The attention scholars like McGann have given to the way printed texts work has finally laid to rest the idea that it is possible to create a single, correct printed version. But it has not yet forced us to believe that the truth of individual texts, apart from the few which are presented as exercises in graphic pattern-making, is to be found in their physical nature. It is impossible to deny the thesis that a feeling for the word as a thing on the page freed poets from traditional ways of writing, but McGann’s arguments are not overwhelming.
In particular, they do not provide a good foundation for the more theoretical part of his book. In this he takes the work of Modernist poets who use found elements and write non-syntactical verse, and argues that they are of particular importance to us because, as he puts it, they are among those ‘best writers of the past twenty years’ who have ‘succeeded just because they agreed to enter the prison house of language’. We all inhabit that but ‘only those who inhabit it deliberately are able to tell the truth about it.’ Poetry, he suggests, finds new life in using language to make readers conscious of language itself.
The effects he identifies are not marginal if you accept his judgment that ‘the conjunction of theory with various kinds of imaginative writing in the Seventies and Eighties reflects ... an important development for writers and philosophers alike,’ and share his view that it is poets, and in our time poets in the Modernist tradition, who truly understand the nature of language: ‘If language is ultimate reality, then only those in and through whom language reveals itself will be reliable sources of the truth of language, and hence of the reality of the world.’
As one would expect, accepting McGann’s judgment raises problems. The most obvious is the different attitudes of poets and philosophers to language and its paradoxes. Philosophers tend to increase confidence in ordinary discourse by suggesting that the prison house bars are really linguistic artefacts, bothersome phantasms, paradoxes of self-reference which the oddity of using language to talk about language throws up. Poetry which treads the line between sense and nonsense cherishes the thrill of posing the puzzles which analysis dissipates. It may illustrate the philosopher’s moment of vertigo, but cannot, by its nature, be a contribution to the philosophical process.

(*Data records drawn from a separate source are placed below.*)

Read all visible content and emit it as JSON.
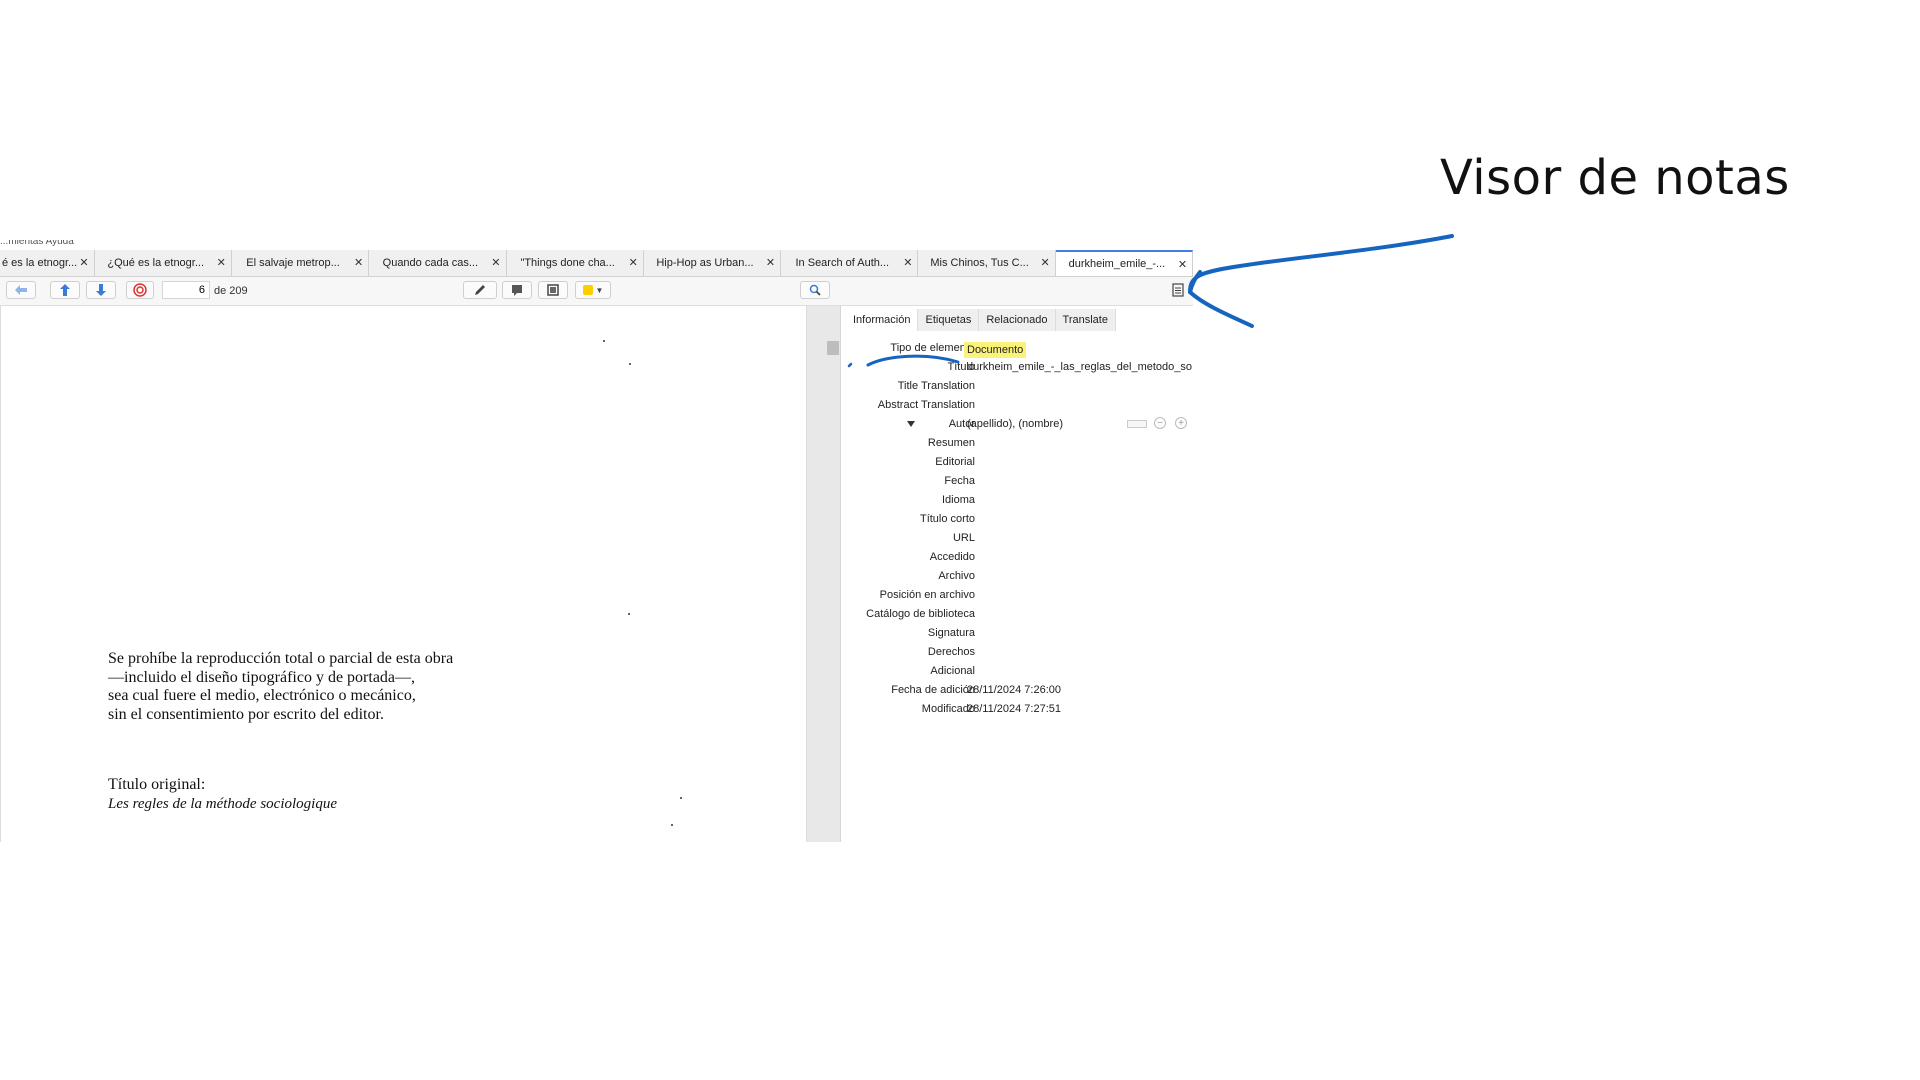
{
  "annotation": {
    "title": "Visor de notas",
    "arrow_color": "#1565c0",
    "highlight_color": "#fbf27a"
  },
  "menubar": {
    "partial_text": "...mientas   Ayuda"
  },
  "tabs": [
    {
      "label": "é es la etnogr...",
      "active": false
    },
    {
      "label": "¿Qué es la etnogr...",
      "active": false
    },
    {
      "label": "El salvaje metrop...",
      "active": false
    },
    {
      "label": "Quando cada cas...",
      "active": false
    },
    {
      "label": "\"Things done cha...",
      "active": false
    },
    {
      "label": "Hip-Hop as Urban...",
      "active": false
    },
    {
      "label": "In Search of Auth...",
      "active": false
    },
    {
      "label": "Mis Chinos, Tus C...",
      "active": false
    },
    {
      "label": "durkheim_emile_-...",
      "active": true
    }
  ],
  "toolbar": {
    "page_current": "6",
    "page_total": "de 209",
    "icons": [
      "back-arrow-icon",
      "up-arrow-icon",
      "down-arrow-icon",
      "target-icon",
      "pen-icon",
      "note-icon",
      "area-select-icon",
      "color-picker-icon",
      "search-icon",
      "notes-viewer-icon"
    ],
    "color_picker": "#ffcc00"
  },
  "document": {
    "paragraph1": [
      "Se prohíbe la reproducción total o parcial de esta obra",
      "—incluido el diseño tipográfico y de portada—,",
      "sea cual fuere el medio, electrónico o mecánico,",
      "sin el consentimiento por escrito del editor."
    ],
    "original_title_label": "Título original:",
    "original_title": "Les regles de la méthode sociologique"
  },
  "info_tabs": [
    "Información",
    "Etiquetas",
    "Relacionado",
    "Translate"
  ],
  "fields": [
    {
      "label": "Tipo de elemento",
      "value": "Documento"
    },
    {
      "label": "Título",
      "value": "durkheim_emile_-_las_reglas_del_metodo_so..."
    },
    {
      "label": "Title Translation",
      "value": ""
    },
    {
      "label": "Abstract Translation",
      "value": ""
    },
    {
      "label": "Autor",
      "value": "(apellido), (nombre)"
    },
    {
      "label": "Resumen",
      "value": ""
    },
    {
      "label": "Editorial",
      "value": ""
    },
    {
      "label": "Fecha",
      "value": ""
    },
    {
      "label": "Idioma",
      "value": ""
    },
    {
      "label": "Título corto",
      "value": ""
    },
    {
      "label": "URL",
      "value": ""
    },
    {
      "label": "Accedido",
      "value": ""
    },
    {
      "label": "Archivo",
      "value": ""
    },
    {
      "label": "Posición en archivo",
      "value": ""
    },
    {
      "label": "Catálogo de biblioteca",
      "value": ""
    },
    {
      "label": "Signatura",
      "value": ""
    },
    {
      "label": "Derechos",
      "value": ""
    },
    {
      "label": "Adicional",
      "value": ""
    },
    {
      "label": "Fecha de adición",
      "value": "28/11/2024 7:26:00"
    },
    {
      "label": "Modificado",
      "value": "28/11/2024 7:27:51"
    }
  ]
}
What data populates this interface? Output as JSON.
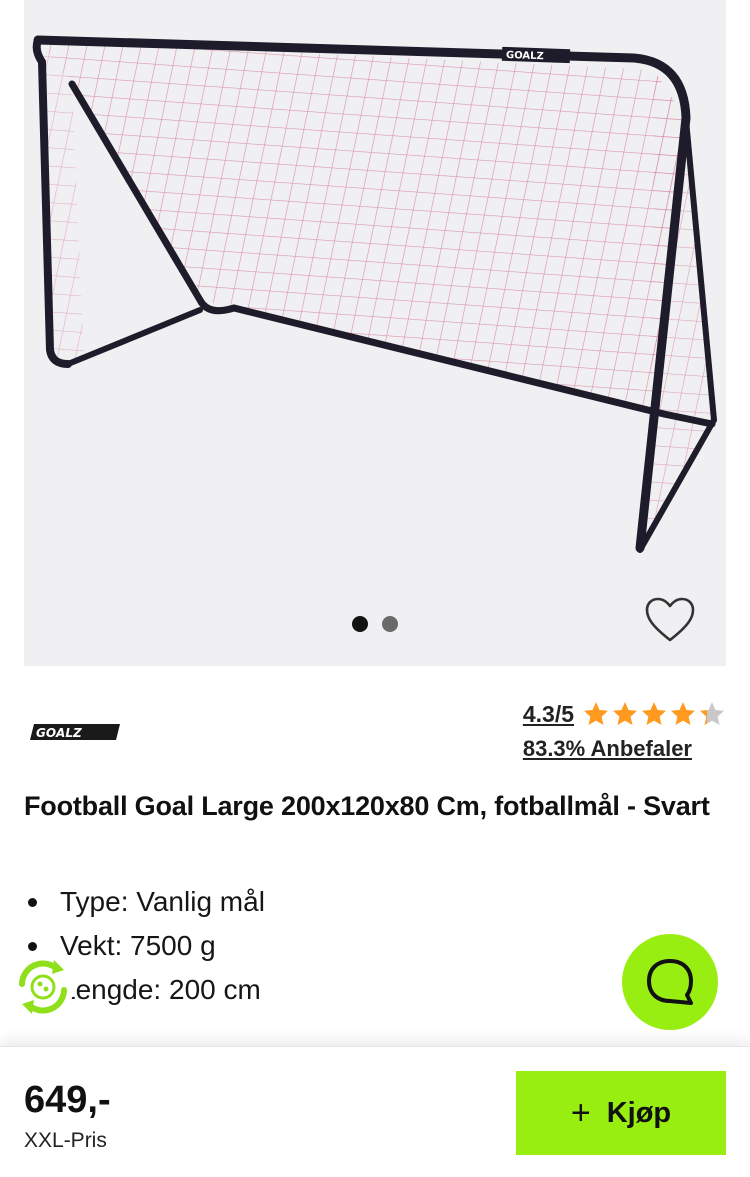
{
  "product": {
    "brand_logo_text": "GOALZ",
    "image_dots": 2,
    "active_image": 0,
    "title": "Football Goal Large 200x120x80 Cm, fotballmål - Svart",
    "specs": [
      {
        "text": "Type: Vanlig mål"
      },
      {
        "text": "Vekt: 7500 g"
      },
      {
        "text": "Lengde: 200 cm"
      }
    ]
  },
  "rating": {
    "score_text": "4.3/5",
    "value": 4.3,
    "max": 5,
    "recommend_text": "83.3% Anbefaler"
  },
  "purchase": {
    "price": "649,-",
    "price_label": "XXL-Pris",
    "buy_label": "Kjøp"
  },
  "icons": {
    "favorite": "heart-outline-icon",
    "chat": "chat-bubble-icon",
    "eco": "recycle-badge-icon",
    "buy": "plus-icon"
  },
  "colors": {
    "accent": "#99ee11",
    "star": "#ff9a1f",
    "gallery_bg": "#f0f0f2"
  }
}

Evelyn Tribble’s Margins and Marginality investigates the significance of marginal notes on early English printed pages – Bibles, Edmund Spenser, Thomas Nashe, Sir John Harington and so on. She is more pedestrian than McGann, but more convincing. When the sound-stream of language can be represented graphically, symbolic gestures (swearing on the Book) and the use of the text itself as a visual symbol become possible. Arguments, which in spoken language must be a dialogue, can take the form of graphic juxtaposition; sources can be signalled and in a way which gives, or questions, authority. There is nothing new in noticing this kind of thing – Tribble points to the ‘ironic critique of reliance upon authorities’ in Cervantes, who mocked margins loaded with Classical references. However, tracking the changing implications of a note as it creeps from margin to foot of page and from foot of page to end of book is a real contribution to our awareness of what a text meant to its first readers.